Another unique weekly workout on Skyy is “Warp Speeds,” where a select group of swimmers works specifically on sprinting. Miller was inspired by Ultra Short Race Pace Training, a training method made famous by 2016 World Champion Michael Andrew that focuses on speed rather than yardage.
“Warp Speeds was also my idea because I noticed a lot of them weren’t showing signs of being great sprinters,” Miller said. “They were still doing a lot of distance, but I saw that [Alec] had great natural speed. Instead of making him do 10x500s that he’s going to hate and not gonna want to do well, I wanted to come up with this alternate workout.”
The Balasny brothers had only ever been summer swimmers before joining Skyy in 2011. Since then, their improvement has been rapid.
“In all honesty, those first few years, we really weren’t good and we still worked on it,” Alec said. “It’s the work we did when we were bad, and yet we still came every day. That’s what made us better.”
“It’s about making a commitment to wanting to be better,” Kyle explained. “It’s saying, ‘I’m gonna be good’ and working really hard both inside and outside of the pool, just to be the best you can be. It’s 10 percent physical, 90 percent mental.”
Coccaro described that she went also through changes when she first joined Skyy.
“I did not want to swim anymore. The first two weeks on Skyy, I was making every excuse under the sun so I could get out of the pool and not swim,” Coccaro admitted. “Then Erin pulled me out of the pool and had a talk with me and I was like, ‘Alright, this is a coach that really cares about me.’ She wanted me to succeed and that made me want to succeed, too.”
“Starting over with Skyy, I didn’t realize how hard it was going to be but it’s also more rewarding,” Miller said. “Working with a kid for three or four years and seeing them go from first-time club swimmers to making JOs and Zones, it’s definitely more rewarding.

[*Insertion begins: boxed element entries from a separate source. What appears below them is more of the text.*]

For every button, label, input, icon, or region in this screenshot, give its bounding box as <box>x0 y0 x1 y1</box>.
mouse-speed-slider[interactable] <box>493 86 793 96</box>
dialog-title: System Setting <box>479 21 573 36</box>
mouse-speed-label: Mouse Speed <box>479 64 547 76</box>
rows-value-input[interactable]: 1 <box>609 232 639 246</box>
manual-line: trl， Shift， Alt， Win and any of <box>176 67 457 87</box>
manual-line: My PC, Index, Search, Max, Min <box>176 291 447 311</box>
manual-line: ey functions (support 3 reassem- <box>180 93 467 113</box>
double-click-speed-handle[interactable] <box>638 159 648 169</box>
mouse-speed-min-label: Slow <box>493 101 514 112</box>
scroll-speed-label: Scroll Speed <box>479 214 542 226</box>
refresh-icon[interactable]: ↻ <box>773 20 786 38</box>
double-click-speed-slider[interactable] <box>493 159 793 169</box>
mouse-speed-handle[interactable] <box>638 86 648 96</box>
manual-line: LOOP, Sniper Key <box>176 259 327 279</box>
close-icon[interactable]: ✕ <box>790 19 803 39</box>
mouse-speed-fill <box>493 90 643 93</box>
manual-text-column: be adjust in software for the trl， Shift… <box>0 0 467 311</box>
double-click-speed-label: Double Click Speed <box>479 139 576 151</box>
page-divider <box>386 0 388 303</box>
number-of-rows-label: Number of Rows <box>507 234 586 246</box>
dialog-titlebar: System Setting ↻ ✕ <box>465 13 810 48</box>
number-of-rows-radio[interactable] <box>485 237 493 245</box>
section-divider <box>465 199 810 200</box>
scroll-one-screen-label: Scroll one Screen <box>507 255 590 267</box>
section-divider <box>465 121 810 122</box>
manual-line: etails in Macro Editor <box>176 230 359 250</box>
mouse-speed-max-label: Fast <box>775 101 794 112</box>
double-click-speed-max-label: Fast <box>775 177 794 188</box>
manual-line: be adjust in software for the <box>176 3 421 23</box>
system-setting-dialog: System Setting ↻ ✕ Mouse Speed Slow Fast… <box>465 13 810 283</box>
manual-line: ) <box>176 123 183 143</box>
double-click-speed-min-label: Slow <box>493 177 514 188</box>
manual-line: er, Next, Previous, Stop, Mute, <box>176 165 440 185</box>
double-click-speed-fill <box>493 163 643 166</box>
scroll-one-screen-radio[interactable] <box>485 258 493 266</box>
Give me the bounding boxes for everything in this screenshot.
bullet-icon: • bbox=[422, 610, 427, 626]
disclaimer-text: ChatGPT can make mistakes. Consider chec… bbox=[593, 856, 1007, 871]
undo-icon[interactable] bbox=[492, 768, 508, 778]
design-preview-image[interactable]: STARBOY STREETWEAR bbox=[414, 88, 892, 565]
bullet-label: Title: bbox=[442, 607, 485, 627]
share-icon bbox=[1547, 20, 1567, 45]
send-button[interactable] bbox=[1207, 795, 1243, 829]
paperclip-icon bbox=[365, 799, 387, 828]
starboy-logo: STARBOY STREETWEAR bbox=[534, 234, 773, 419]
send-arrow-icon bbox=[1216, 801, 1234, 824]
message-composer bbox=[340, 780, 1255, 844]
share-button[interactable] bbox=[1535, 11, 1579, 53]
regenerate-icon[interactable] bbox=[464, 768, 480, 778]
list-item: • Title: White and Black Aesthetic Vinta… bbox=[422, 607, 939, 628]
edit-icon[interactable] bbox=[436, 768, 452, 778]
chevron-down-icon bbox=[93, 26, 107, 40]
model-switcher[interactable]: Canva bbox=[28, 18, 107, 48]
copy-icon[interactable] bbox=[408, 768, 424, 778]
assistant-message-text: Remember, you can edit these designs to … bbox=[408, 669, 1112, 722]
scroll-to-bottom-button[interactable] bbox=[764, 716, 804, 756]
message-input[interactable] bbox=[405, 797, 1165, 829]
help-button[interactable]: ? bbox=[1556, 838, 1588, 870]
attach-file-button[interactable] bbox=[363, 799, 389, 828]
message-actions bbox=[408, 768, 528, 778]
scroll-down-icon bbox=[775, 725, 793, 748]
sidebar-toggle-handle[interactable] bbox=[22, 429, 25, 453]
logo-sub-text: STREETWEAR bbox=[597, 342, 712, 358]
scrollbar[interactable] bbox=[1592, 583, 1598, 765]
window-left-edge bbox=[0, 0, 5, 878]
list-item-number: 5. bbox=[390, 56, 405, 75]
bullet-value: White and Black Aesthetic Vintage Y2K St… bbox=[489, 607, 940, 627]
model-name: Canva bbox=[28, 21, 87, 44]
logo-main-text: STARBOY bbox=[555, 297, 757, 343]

“If you give me 100 percent, I don’t care if you’re bronze. If you give me everything you got, I’ll give you everything I got,” Miller continued. “All of these kids here, they give me everything. I never drive to the pool not wanting to be there.”
“I do,” Matt Tieleman, a 16-year-old Sectionals qualifier, muttered under his breath. Once again, the room erupted in laughter.